Paying Attention to what Time it is
So what's new in 2.6? There are a number of performance, transcoder and timeout handling enhancements, but the big change is in timeout handling.
There had been quite a few comments and postings on spymemcached issue number 136. From the bug reports in spy 136, various people are running apps and seeing a RuntimeException from the MemcachedClient get(). This is a very straightforward method call for the consumer and thus is very common, but there is some complex work going on underneath to optimize how spymemcached is used. Allow me to explain a bit further.
Technically speaking, nothing in spymemcached is done in a synchronous manner. When you make a get() method call that appears to be synchronous, we use the Java concurrency APIs to make your seemingly synchronous get by running the operation through the same asynchronous write queues for a given connection by using a countdown latch with a default timeout to let the operation flow through the system, be serviced, and responded to very quickly.

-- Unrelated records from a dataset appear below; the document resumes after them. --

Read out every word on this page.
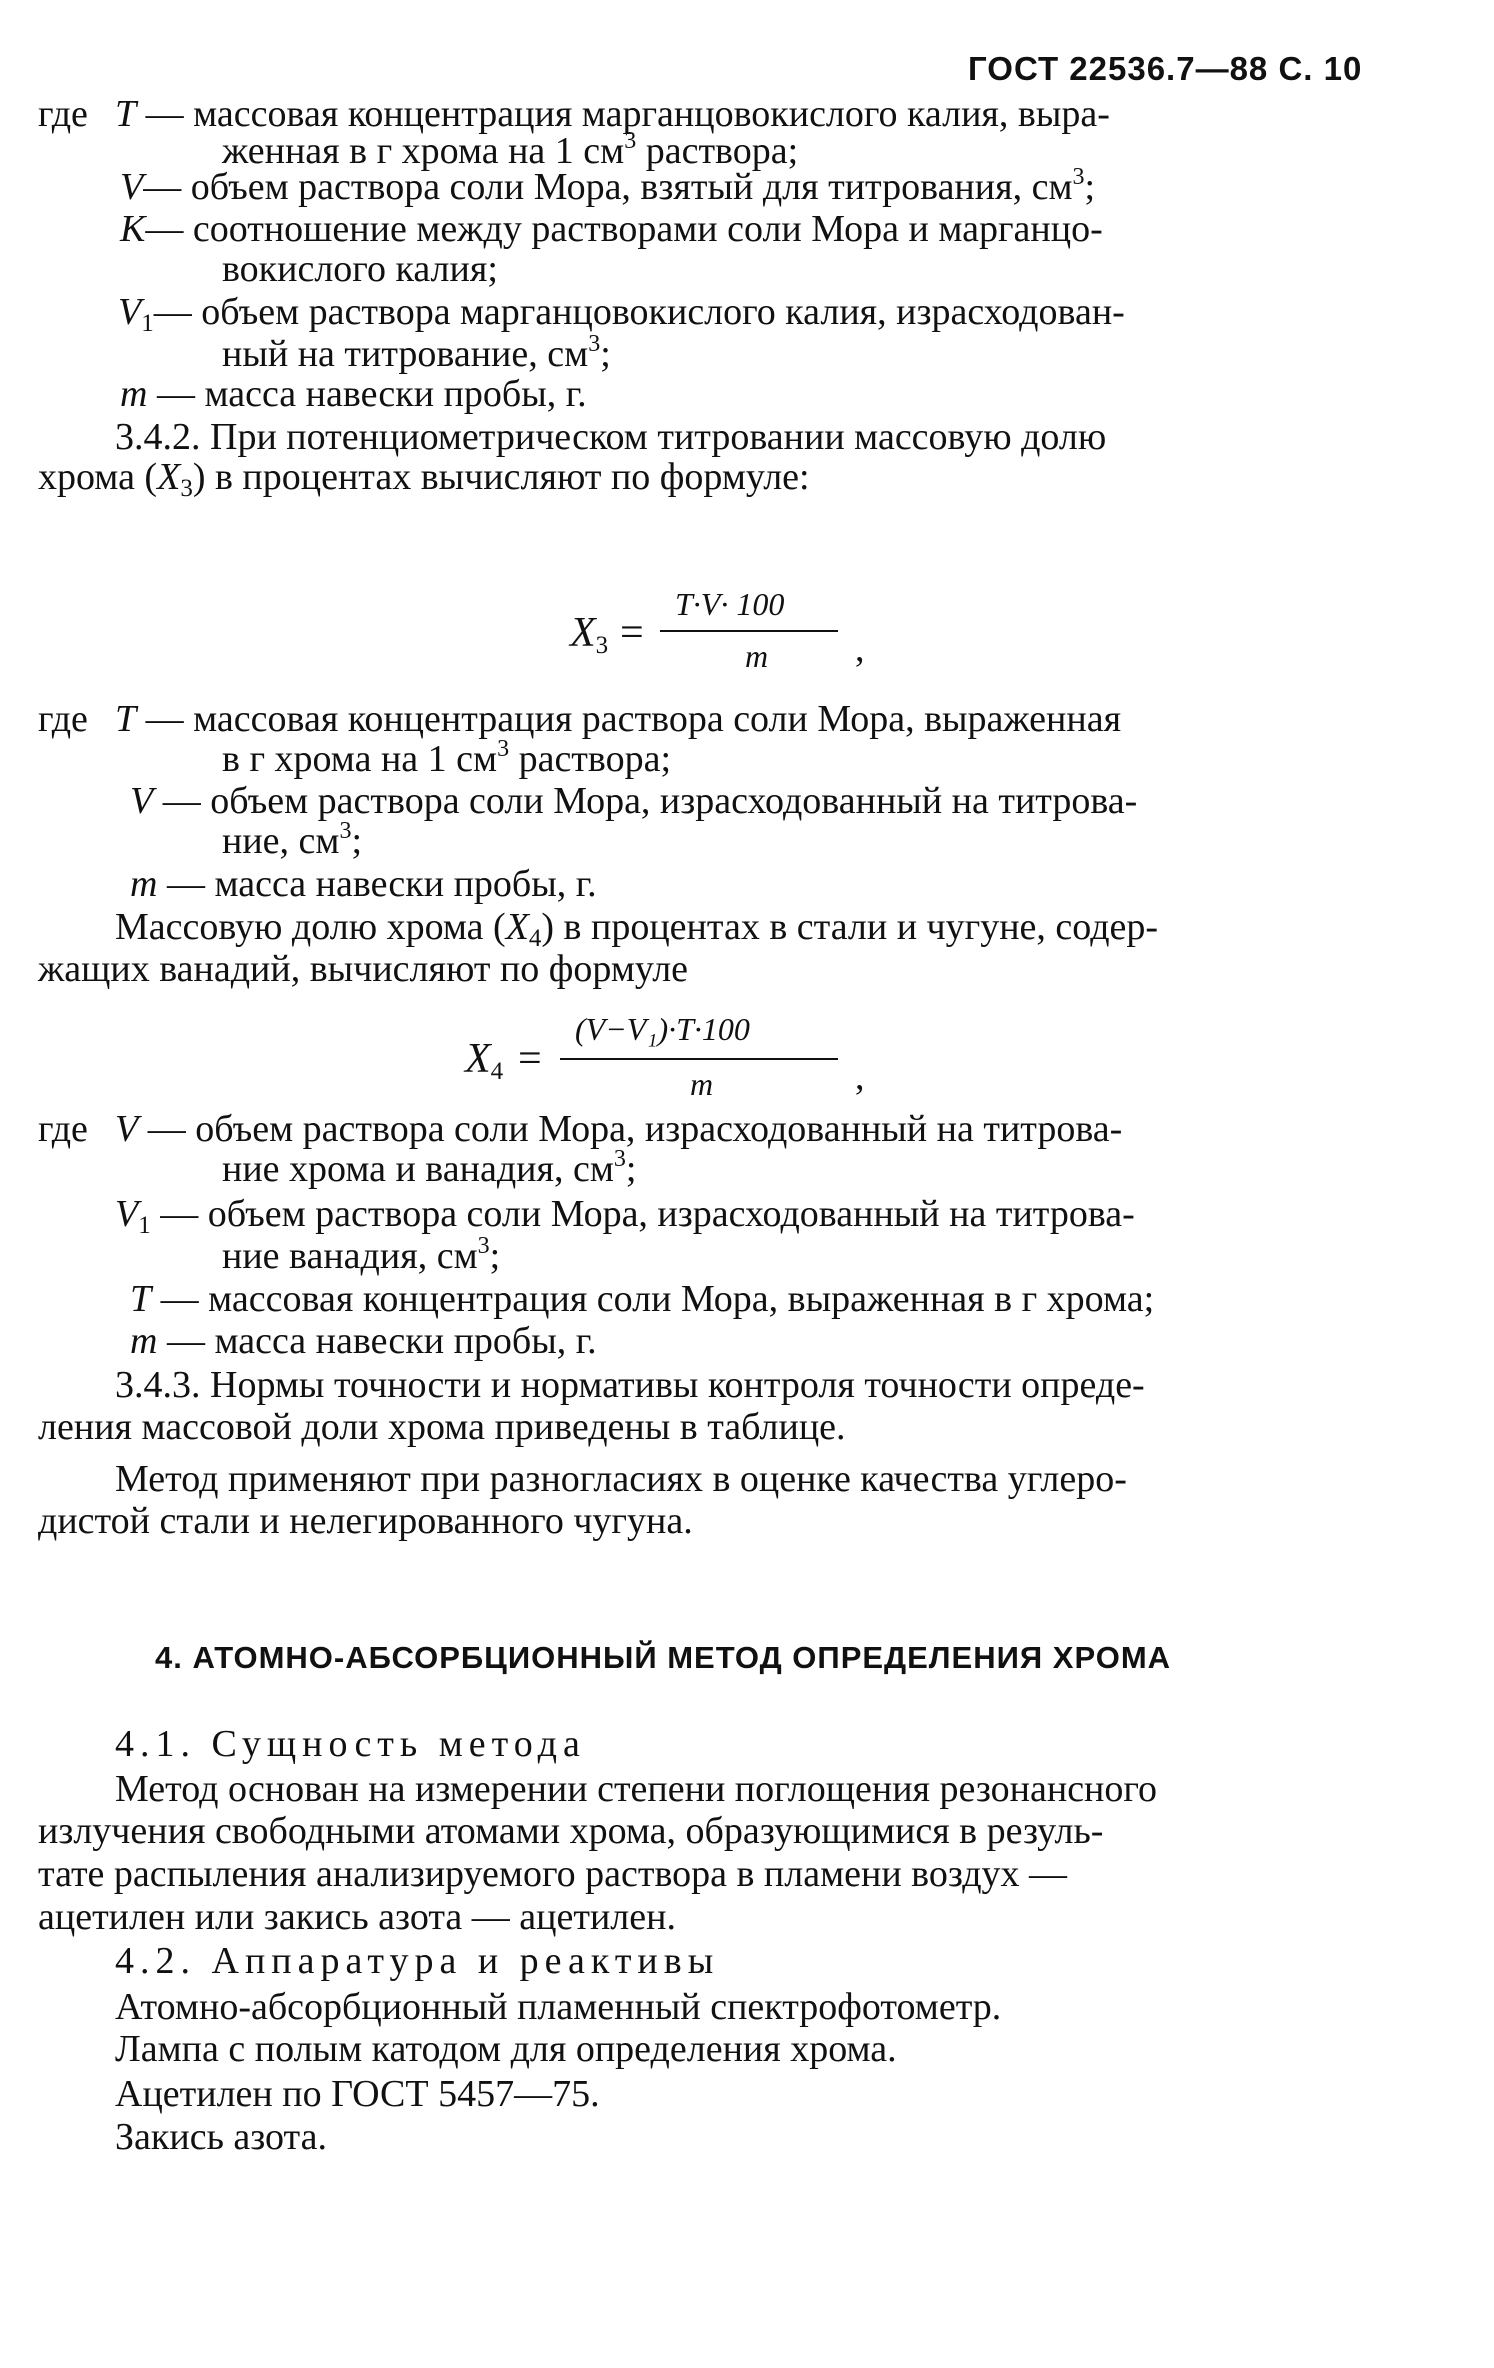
ГОСТ 22536.7—88 С. 10
где T — массовая концентрация марганцовокислого калия, выра-
женная в г хрома на 1 $см^3$ раствора;
V— объем раствора соли Мора, взятый для титрования, $см^3$;
K— соотношение между растворами соли Мора и марганцо-
вокислого калия;
$V_1—$ объем раствора марганцовокислого калия, израсходован-
ный на титрование, $см^3$;
m — масса навески пробы, г.
3.4.2. При потенциометрическом титровании массовую долю
хрома $(X_3)$ в процентах вычисляют по формуле:
$X_3$ =
T·V· 100
m ,
где T — массовая концентрация раствора соли Мора, выраженная
в г хрома на 1 $см^3$ раствора;
V — объем раствора соли Мора, израсходованный на титрова-
ние, $см^3$;
m — масса навески пробы, г.
Массовую долю хрома $(X_4)$ в процентах в стали и чугуне, содер-
жащих ванадий, вычисляют по формуле
$X_4$ =
(V−V₁)·T·100
m	,
где V — объем раствора соли Мора, израсходованный на титрова-
ние хрома и ванадия, $см^3$;
$V_1$ — объем раствора соли Мора, израсходованный на титрова-
ние ванадия, $см^3$;
T — массовая концентрация соли Мора, выраженная в г хрома;
m — масса навески пробы, г.
3.4.3. Нормы точности и нормативы контроля точности опреде-
ления массовой доли хрома приведены в таблице.
Метод применяют при разногласиях в оценке качества углеро-
дистой стали и нелегированного чугуна.
4. АТОМНО-АБСОРБЦИОННЫЙ МЕТОД ОПРЕДЕЛЕНИЯ ХРОМА
4.1. Сущность метода
Метод основан на измерении степени поглощения резонансного
излучения свободными атомами хрома, образующимися в резуль-
тате распыления анализируемого раствора в пламени воздух —
ацетилен или закись азота — ацетилен.
4.2. Аппаратура и реактивы
Атомно-абсорбционный пламенный спектрофотометр.
Лампа с полым катодом для определения хрома.
Ацетилен по ГОСТ 5457—75.
Закись азота.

Realistically, most of these operations are done in a matter of a few milliseconds to a microsecond.
Having said that, there are still a few situations that can come up when running
a) as a userspace application
b) on a busy system
c) on a busy or wibbily network
d) on a JVM, owing to garbage collection or JIT activities
Many of these can be controlled to a very large degree with some effort, but they cannot be entirely eliminated. That means code should always be ready to receive occasional timeouts. Equivalently, spymemcached should aim to recover as quickly as possible from the timeout condition.
Having said that, when I was investigating spy issue 136, a few things came up.
Mike Wiederhold had noted that he would sometimes see a TCP retransmit. Looking further into things, he found the default time before a retransmit is 1 second. Well, with our default timeout on the latch at 1 second, this meant any TCP retransmit would cause a timeout. With cloud and virtualized deployments these days, some of which are known to be on oversubscribed networks, it's likely to come up occasionally. The simple fix there is to increase the default timeout. This is not something I did lightly, but I think it's the right thing to do.
Some of our load testing with Membase hit this. From memcachetest (a toy stress tester, not a real client) I know Membase easily handles tens of thousands to hundreds of thousands of operations per second, depending on the systems in use.
I began to look about for things that would impede recovery, given that many of the bug reports were pointing to a failure to recover. It turns out that the mechanism which implements the synchronous timeout doesn't do anything to prevent that item from being written to the MemcachedNode object it's designated to.
In other words, our thread dealing with the node wasn't paying enough attention to the time for a given operation.
Thinking about it in terms of just one operation in one circumstance, if the buffer for sending data to the network is full because it's really busy or there's a momentary disruption, there is nothing stopping other threads from heaping more operations on that MemcachedNode. Those operations will timeout on the calling thread, but they'll still be sent over the network. This will extend the effect of that momentary disruption until that backlog of stuff that won't be used is worked through. With a really saturated server, it may not ever recover.
With the code changes in the 2.6 release candidate, we now guard against even sending an Operation which has timed out. I've had good feedback already and it's helped to clean things up for Membase testing, but with projects as widely distributed as spymemcached, memcached and Membase, it's good to get some real world feedback. If you're using existing spymemcached, please give it a shot and let me know.